OUT-39

574 53 6
                                    

Hari ini, lobi kantor lebih ramai dari sebelumnya. Para calon karyawan yang lolos tahap pemberkasan, diminta datang untuk seleksi wawancara. Dari ratusan orang yang melamar hanya dipilih empat puluh tujuh orang yang terdiri dari semua divisi. Sebenarnya hampir semua orang yang melamar memenuhi kriteria, tentu saja tidak mungkin mengundang semua orang itu untuk wawancara.

"Wah, udah rame." Vanel berdiri di depan pintu lobi, melihat orang-orang yang mengenakan kemeja putih dan bawahan hitam. Dia melangkah masuk tanpa memakai tongkat. Vanel merasa kakinya sudah mendingan, meski belum bisa melangkah bebas.

"Van! Konsumsinya udah, kan?"

Vanel baru mencapai aula lantai satu saat pertanyaan itu terdengar. Dia melihat beberapa orang bagian keuangan yang berada di dalam. "Sudah, Bu," jawabnya ke Bu Asmiati.

"Kok belum dateng?"

"Sebentar, akan saya hubungi." Vanel mengeluarkan ponsel dan mencari kontak toko kue yang jadi langganan kantor.

"Maaf, Bu. Nggak terlambat, kan?"

Pandangan Vanel teralih. Dia melihat dua orang yang membawa kantung besar berisi kotak roti. "Nggak apa-apa kok," ujarnya. "Bu Asmiati, konsumsinya sudah."

"Bawa, sini!" pinta Bu Asmiati.

Vanel menggerakkan tangan meminta dua orang itu masuk. Setelah itu dia mengikuti, melihat aula yang terdapat meja besar di tengah. Terlihat, Bu Falia mulai menyiapkan peralatan dibantu oleh Melati.

"Saya bantu apa, Bu?" Vanel berjalan mendekat.

"Nih, tempel di pintu depan." Jelin menyerahkan kertas dan lem ke Vanel.

Vanel melihat tulisan "ruang seleksi wawancara" yang tercetak tebal. Dia menerima benda itu lalu berbalik. Saat itulah dia melihat Sanya membawa dua buah laptop di dekapan. "Gue pikir lo telat."

"Lo kali yang telat," balas Sanya. "Kalah pagi tuh sama calon karyawan."

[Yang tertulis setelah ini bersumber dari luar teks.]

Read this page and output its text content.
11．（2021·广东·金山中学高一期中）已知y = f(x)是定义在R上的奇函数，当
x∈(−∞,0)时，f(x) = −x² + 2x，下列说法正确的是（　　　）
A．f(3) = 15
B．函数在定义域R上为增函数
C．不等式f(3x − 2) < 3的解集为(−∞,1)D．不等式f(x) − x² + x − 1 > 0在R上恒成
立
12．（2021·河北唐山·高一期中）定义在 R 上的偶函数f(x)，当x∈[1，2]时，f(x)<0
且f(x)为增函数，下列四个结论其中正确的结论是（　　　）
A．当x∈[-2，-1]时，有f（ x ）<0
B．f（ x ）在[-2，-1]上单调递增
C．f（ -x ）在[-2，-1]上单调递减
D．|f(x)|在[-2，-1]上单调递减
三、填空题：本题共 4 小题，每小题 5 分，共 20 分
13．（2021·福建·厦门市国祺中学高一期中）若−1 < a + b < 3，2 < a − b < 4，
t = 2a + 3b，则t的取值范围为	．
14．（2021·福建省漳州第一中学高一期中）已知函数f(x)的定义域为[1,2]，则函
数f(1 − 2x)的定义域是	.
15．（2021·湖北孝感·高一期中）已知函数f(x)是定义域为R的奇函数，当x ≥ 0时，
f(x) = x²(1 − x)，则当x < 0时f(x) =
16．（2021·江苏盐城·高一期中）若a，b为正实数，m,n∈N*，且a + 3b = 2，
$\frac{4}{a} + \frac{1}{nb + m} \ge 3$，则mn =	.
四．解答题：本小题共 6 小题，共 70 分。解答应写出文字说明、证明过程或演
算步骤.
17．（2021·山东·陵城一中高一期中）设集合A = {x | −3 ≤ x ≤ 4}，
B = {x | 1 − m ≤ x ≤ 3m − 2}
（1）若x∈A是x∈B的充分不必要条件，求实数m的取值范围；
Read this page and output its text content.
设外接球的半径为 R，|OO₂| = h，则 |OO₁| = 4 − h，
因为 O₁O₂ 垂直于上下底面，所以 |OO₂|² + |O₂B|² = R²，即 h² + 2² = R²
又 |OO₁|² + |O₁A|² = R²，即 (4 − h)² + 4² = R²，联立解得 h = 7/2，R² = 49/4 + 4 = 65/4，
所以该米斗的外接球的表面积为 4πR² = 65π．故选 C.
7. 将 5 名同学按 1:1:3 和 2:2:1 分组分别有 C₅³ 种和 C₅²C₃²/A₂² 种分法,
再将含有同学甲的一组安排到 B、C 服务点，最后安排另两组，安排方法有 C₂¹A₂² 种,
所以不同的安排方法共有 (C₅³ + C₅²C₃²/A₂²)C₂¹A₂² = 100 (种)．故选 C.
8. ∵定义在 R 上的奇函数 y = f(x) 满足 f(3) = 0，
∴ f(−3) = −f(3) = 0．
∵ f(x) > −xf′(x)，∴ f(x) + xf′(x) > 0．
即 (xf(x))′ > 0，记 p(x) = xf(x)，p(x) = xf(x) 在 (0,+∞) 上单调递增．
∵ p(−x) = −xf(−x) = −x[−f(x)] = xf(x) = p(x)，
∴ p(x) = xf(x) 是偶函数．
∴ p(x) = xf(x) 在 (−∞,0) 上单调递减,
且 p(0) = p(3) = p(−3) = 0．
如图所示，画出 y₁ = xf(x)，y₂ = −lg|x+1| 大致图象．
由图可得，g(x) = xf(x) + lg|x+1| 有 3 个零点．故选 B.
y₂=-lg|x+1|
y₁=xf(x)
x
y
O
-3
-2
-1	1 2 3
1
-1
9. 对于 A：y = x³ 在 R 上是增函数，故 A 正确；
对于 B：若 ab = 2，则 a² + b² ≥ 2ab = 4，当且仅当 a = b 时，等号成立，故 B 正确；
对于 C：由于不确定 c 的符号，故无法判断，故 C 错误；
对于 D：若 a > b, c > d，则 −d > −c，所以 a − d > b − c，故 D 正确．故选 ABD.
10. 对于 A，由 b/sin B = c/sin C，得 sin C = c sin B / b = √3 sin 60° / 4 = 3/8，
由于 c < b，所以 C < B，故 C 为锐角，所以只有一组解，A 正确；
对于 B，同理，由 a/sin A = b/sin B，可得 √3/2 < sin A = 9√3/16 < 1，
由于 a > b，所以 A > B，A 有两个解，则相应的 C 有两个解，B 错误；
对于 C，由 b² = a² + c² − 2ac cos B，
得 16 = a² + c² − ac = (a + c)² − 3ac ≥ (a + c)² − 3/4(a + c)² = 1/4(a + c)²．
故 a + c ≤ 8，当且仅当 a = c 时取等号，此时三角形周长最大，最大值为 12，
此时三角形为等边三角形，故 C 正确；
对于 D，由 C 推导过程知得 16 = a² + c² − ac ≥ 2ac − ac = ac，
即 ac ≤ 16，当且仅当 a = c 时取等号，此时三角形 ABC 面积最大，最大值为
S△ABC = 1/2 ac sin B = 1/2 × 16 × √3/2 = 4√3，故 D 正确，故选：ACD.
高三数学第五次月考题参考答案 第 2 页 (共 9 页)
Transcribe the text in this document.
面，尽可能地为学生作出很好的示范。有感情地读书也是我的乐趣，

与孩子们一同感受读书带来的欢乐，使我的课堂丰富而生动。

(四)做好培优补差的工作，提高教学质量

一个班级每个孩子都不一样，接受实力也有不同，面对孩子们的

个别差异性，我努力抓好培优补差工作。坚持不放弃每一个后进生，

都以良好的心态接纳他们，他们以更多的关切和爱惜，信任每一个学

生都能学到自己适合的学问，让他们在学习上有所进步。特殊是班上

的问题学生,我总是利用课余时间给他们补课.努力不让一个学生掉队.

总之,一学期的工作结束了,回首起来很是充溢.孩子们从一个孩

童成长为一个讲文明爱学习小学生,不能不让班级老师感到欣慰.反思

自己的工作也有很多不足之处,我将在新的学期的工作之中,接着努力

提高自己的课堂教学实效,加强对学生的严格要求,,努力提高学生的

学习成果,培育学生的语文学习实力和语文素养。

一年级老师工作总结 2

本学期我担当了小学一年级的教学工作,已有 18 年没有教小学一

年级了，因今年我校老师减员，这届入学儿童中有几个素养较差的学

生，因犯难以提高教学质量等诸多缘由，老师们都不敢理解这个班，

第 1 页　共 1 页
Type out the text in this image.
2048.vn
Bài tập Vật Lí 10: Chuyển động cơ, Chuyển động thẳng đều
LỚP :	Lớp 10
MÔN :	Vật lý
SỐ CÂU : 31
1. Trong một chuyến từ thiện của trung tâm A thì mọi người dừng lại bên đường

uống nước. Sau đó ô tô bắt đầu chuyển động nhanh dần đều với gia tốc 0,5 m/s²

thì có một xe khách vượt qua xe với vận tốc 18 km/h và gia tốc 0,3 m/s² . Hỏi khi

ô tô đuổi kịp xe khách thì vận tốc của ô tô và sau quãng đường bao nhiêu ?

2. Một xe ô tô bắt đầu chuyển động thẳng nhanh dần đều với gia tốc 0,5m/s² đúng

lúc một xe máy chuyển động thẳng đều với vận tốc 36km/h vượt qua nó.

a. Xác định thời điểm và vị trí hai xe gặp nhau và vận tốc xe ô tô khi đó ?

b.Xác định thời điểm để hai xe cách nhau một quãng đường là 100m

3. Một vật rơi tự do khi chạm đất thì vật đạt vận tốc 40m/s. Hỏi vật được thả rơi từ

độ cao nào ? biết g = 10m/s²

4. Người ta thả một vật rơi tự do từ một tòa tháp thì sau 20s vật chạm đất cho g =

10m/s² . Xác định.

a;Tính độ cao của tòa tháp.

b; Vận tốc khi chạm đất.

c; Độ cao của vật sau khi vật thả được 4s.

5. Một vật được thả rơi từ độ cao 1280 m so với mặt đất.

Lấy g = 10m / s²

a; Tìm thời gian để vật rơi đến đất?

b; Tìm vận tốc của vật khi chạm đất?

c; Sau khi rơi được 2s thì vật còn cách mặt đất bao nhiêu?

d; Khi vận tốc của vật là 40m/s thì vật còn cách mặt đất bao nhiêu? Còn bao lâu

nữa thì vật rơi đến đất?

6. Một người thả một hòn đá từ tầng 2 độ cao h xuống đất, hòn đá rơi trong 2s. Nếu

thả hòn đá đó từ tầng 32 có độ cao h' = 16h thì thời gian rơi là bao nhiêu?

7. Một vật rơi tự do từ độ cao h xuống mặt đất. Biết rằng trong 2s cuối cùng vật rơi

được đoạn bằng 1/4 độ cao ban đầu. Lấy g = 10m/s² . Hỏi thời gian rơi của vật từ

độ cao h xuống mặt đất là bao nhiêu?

"Iya. Iya. Sadar gue telat."

Sanya melewati Vanel dan meletakkan laptop ke meja. Sedangkan Vanel berjalan keluar dan mulai memberi lem di setiap sudut kertas. Dia mengangkat kertas itu agak tinggi, tapi kakinya tidak bisa berjinjit. "Aduh, masa pendek gini?"

"Sebisa lo aja!"

Vanel menoleh, mendapati Ageta yang baru keluar ruangan. Dia tersenyum samar dan menempelkan kertas itu di pintu kaca. Saat menoleh, dia menyadari Ageta masih memperhatikan. "Ada yang bisa saya bantu, Bu?"

"Kamu dulu adik tingkat saya, kan?"

"Ya...." Vanel mengangguk pelan.

Ageta memperhatikan Vanel yang mengenakan kemeja putih dengan ruffle di bagian depan dan rok kotak-kotak berwarna pink di atas lutut. "Ingatan saya masih tajam," ujarnya kemudian menjauh.

Pandangan Vanel tertuju ke Ageta yang berdiri di depan lift. "Ingatan gue juga masih tajam," jawabnya. "Gue inget kelakuan lo di kampus."

"Kelakuan siapa?"

"Eh...." Vanel tersentak. Dia menoleh dan mendapati Bu Asmiati. "Saya bicara sendiri, Bu."

"Bantu di dalem!"

Vanel mengangguk. Dia melewati Bu Asmiati dan menuju meja panjang yang ditempati Bu Falia. "Ck! Harus jaga mood," gumamnya ingat ucapan Ageta sebelumnya.

***

Sruuppp....

Lucas menyeduh kopi sambil pandangannya tertuju ke tablet. Dia melihat foto proses seleksi wawancara yang dikirim Saria. Dia melihat foto-foto itu hingga muncul wajah Vanel. Seketika Lucas memperbesar foto itu dan menyadari Vanel tidak mengenakan tongkat.